Measuring Pork Demand

Figure 2 shows another measure of pork demand that you are going to hear more about. Real per capita expenditures (RPCE) for pork has been chosen by the National Pork Board as the measuring stick for domestic pork demand. The number represents the average base-year dollars spent per person for pork. A constant base year (1991, in this case) is used to remove any impact of inflation. Per-capita consumption is used to remove the impact of a growing population. One implication of this feature is that even a steady RPCE number implies growth of the domestic pork sector since the US population grows by a short 1 per cent per year.

This measure of demand uses the exact same price, quantity and inflation data as the demand index calculations.
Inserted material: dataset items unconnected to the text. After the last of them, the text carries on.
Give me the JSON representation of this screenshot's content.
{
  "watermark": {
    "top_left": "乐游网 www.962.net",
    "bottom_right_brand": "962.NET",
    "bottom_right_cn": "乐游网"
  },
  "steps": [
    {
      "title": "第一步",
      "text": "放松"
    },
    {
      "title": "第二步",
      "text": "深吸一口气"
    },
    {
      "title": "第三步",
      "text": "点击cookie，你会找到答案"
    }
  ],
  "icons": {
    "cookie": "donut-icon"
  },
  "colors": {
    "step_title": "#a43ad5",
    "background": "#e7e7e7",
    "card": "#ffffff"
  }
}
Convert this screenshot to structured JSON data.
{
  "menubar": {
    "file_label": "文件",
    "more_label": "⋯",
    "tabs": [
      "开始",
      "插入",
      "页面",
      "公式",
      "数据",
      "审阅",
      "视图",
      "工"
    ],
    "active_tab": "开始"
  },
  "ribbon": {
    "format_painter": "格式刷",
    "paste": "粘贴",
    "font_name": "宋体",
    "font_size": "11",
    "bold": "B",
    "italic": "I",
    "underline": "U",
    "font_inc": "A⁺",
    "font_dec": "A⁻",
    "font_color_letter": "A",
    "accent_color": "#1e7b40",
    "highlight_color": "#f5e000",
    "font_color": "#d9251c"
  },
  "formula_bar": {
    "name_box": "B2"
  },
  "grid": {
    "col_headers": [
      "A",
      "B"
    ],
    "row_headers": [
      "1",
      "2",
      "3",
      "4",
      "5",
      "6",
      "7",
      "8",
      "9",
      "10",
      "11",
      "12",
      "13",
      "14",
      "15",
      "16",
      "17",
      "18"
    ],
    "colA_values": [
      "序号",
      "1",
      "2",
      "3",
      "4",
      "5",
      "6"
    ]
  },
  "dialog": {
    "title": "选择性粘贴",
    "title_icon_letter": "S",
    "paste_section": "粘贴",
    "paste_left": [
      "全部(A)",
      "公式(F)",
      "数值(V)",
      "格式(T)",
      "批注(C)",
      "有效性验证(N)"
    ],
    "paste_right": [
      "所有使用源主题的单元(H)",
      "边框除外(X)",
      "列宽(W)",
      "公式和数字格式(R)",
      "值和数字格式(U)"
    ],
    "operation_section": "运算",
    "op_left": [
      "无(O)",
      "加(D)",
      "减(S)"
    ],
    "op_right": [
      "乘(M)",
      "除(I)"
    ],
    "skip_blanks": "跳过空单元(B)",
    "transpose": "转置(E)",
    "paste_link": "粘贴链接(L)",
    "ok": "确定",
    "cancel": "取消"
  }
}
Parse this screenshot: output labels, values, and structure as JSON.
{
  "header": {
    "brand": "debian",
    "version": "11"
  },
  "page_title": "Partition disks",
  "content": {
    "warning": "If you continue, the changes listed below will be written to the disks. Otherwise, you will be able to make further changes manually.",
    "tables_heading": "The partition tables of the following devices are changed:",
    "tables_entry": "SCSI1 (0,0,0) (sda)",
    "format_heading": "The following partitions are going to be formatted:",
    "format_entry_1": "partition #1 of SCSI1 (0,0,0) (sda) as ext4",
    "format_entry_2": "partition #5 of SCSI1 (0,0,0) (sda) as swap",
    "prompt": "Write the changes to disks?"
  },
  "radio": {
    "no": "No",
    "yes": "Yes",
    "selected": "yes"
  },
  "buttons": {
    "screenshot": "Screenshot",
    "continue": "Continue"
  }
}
The only difference between the two is that demand index uses an assumed elasticity of demand to compute the expected change in quantity for a given change in real price. RPCE just depends on the actual change in quantity and actual change in price, thus including the natural negative relationship between those numbers. If that relationship changes from year-to-year, the change will be reflected in the product of price and quantity, thus suggesting a shift in the demand curve for pork.

It is clear from Figure 2 that the last half of 2009, and the first half of 2010, were tough times for pork demand. The same can be said for beef and chicken. But beginning in July 2010, pork demand has been on a roll. RPCE for pork was 12, 17 and 10 per cent higher than one year earlier in October, November and December of 2010, respectively. The index has been higher every month this year than the corresponding month in 2010, with June coming in at 6.4 per cent higher.

Can the industry match last fall’s strong run? It will be tough. Those double-digit, year-on-year increases are the largest in my data set. That fourth quarter surge was exceptionally strong even relative to the fact that demand usually increases in the fourth quarter.

But there are three major factors that may keep the year-on-year growth going. The first two have to do with our competition – beef prices are high and chicken prices are going to start increasing. In spite of higher beef output and very large feedlot inventories, beef demand has kept cattle and beef prices relatively high. It now appears that tighter beef supplies may not hit until 2012, but even $170-plus Choice beef leaves plenty of pricing space for pork.

Chicken companies have finally started to reduce output after huge losses since last fall. Lower chicken supplies will push prices higher, but the key will be whether breast meat prices rise and the rate at which the increase occurs. Breast meat is a major competitor to pork in retail outlets, and I fear that breast supplies will be much slower to respond given the broiler sector's move toward more heavy boning birds in this most recent expansion.

Things still look good on the pork and hog demand side. Let’s hope a double-dip recession, should it occur, doesn’t spoil the good times.